Горький, в ту пору переживавший увлечение Гумилевым, скуксился и смиренно сказал:

— Ну какой же я поэт!

Мы переглянулись с Ник. Ст. и поспешили откланяться. Нас не удерживали.

Варвара Васильевна была женою Тихонова, потом на очень короткое время стала женою Горького, он ходил с ней в комиссионные магазины, покупал ковры и костяные художественные изделия.

 

***

 

Как-то в ресторане «Вена» я увидел Мих. Кузмина в большой незнакомой компании. Меня пригласили к столу. Кузмин указал на одну полную даму, сидящую рядом с ним, и сказал:

— Вот вы все пишете о Некрасове, а не знаете, что эта вакханка — родная дочь Авдотьи Яковлевны Панаевой.

— Как вы смеете! — рассердилась вакханка.— Я никому, никому не говорю, что я ее дочь.

Вакханка оказалась писательницей Нагродской, автором нашумевшего романа «Гнев Диониса». В то время в литературных кругах еще помнили о причастности Авдотьи Панаевой к огаревскому делу.

Тут же Нагродская проговорилась, что у нее есть тетрадь, исписанная рукою Некрасова.

Нужно было раздобыть у нее эту тетрадь.

Жила она в Павловске. Не надеясь на свои силы, я взял с собою двух друзей: Эмиля Кроткого и Исаака Бабеля. По дороге я рассказал им, какое значение для некрасоведения может иметь наша добыча. Всю дорогу Эмиль Кроткий безостановочно острил, Бабель молчал, глядел в окно. Он в то время симулировал великую почтительность ко мне и каждую фразу свою начинал словами: «Уй, Корней Иванович!», часто сопровождал меня в моих хождениях по городу,— и конечно, я чувствовал, что это напускная почтительность, что в ней есть много подспудной иронии, но охотно принимал эту игру.

Мы пошли к Нагродской вдвоем с Эмилем Кротким. Бабель остался в саду. Кроткий сразу испортил все дело. Он стал говорить этой даме, каким драгоценным она владеет сокровищем, как дорога для потомства каждая строчка Некрасова и т. д. и т. д.

Я постарался отделаться от такого неудачного союзника и кликнул на помощь Бабеля. Бабель сумрачно слушал наши разговоры, как слушает великий артист неумелых дилетантов, и сделал нам знак, чтобы мы замолчали.

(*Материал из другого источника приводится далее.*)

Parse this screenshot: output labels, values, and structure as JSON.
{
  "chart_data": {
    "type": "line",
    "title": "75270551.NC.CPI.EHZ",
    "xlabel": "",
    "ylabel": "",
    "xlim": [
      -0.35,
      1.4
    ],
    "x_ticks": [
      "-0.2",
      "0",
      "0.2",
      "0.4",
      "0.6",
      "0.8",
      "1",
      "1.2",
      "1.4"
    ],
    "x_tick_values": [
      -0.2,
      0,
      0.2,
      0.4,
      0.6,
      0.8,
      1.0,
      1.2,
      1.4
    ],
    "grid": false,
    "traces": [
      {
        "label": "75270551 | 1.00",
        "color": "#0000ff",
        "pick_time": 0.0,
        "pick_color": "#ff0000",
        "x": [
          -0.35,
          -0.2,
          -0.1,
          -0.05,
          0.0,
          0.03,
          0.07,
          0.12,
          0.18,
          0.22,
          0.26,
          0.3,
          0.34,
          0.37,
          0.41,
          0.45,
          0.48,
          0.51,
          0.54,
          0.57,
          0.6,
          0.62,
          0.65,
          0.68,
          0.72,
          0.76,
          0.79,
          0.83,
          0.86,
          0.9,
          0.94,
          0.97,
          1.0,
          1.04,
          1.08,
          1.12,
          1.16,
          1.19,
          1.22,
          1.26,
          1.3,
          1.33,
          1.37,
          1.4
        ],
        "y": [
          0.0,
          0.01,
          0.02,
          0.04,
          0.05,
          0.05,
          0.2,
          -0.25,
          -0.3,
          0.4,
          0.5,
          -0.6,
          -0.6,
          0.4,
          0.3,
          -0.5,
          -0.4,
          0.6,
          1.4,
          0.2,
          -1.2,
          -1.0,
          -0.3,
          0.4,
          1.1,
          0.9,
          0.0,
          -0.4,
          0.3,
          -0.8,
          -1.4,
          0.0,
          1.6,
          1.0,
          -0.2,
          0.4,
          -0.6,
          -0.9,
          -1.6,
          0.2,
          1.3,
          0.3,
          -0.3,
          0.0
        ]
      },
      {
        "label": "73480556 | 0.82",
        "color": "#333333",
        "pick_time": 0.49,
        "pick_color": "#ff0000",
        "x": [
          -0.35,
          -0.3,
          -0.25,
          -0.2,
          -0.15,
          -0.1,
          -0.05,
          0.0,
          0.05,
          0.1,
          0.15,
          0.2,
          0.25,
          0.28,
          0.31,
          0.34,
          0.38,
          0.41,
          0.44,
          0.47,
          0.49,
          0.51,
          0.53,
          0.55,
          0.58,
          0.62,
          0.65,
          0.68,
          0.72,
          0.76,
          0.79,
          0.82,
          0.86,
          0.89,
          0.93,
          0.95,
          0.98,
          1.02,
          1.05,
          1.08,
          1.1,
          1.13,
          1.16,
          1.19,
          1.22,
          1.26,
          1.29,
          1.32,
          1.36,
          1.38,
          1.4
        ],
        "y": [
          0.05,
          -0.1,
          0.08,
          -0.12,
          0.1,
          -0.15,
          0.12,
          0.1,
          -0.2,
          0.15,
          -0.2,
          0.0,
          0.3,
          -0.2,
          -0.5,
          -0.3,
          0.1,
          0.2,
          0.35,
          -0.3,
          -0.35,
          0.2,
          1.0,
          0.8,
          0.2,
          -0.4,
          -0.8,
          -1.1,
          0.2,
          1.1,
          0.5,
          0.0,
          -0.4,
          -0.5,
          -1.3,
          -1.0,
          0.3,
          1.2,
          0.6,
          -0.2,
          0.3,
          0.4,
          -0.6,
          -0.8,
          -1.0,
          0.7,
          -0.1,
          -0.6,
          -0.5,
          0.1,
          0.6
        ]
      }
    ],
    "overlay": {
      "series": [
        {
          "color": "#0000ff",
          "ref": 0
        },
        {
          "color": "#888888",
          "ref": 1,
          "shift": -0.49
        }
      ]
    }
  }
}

— Позвольте, Елена (или Елизавета?) Аполлоновна, поговорить с вами интимно,— сказал он.— Наедине.

И ушел с нею в другую комнату. Видно было, что она симпатизирует ему больше, чем нам. Очевидно, его псевдо-наивное лицо, с ямочками на щеках, произвело на неё впечатление.

Мы ждали его очень долго. Наконец, он вышел весь красный, с крупинками пота на высоком челе. В руке у него была черная (ныне знаменитая) тетрадь, которую он и вручил мне с обычным своим ироническим полупоклоном. Я выдал Нагродской расписку, и руки у меня дрожали.

Когда мы вышли, я спросил у Бабеля, какое такое волшебное слово сказал он ей, что она согласилась расстаться со своим сокровищем.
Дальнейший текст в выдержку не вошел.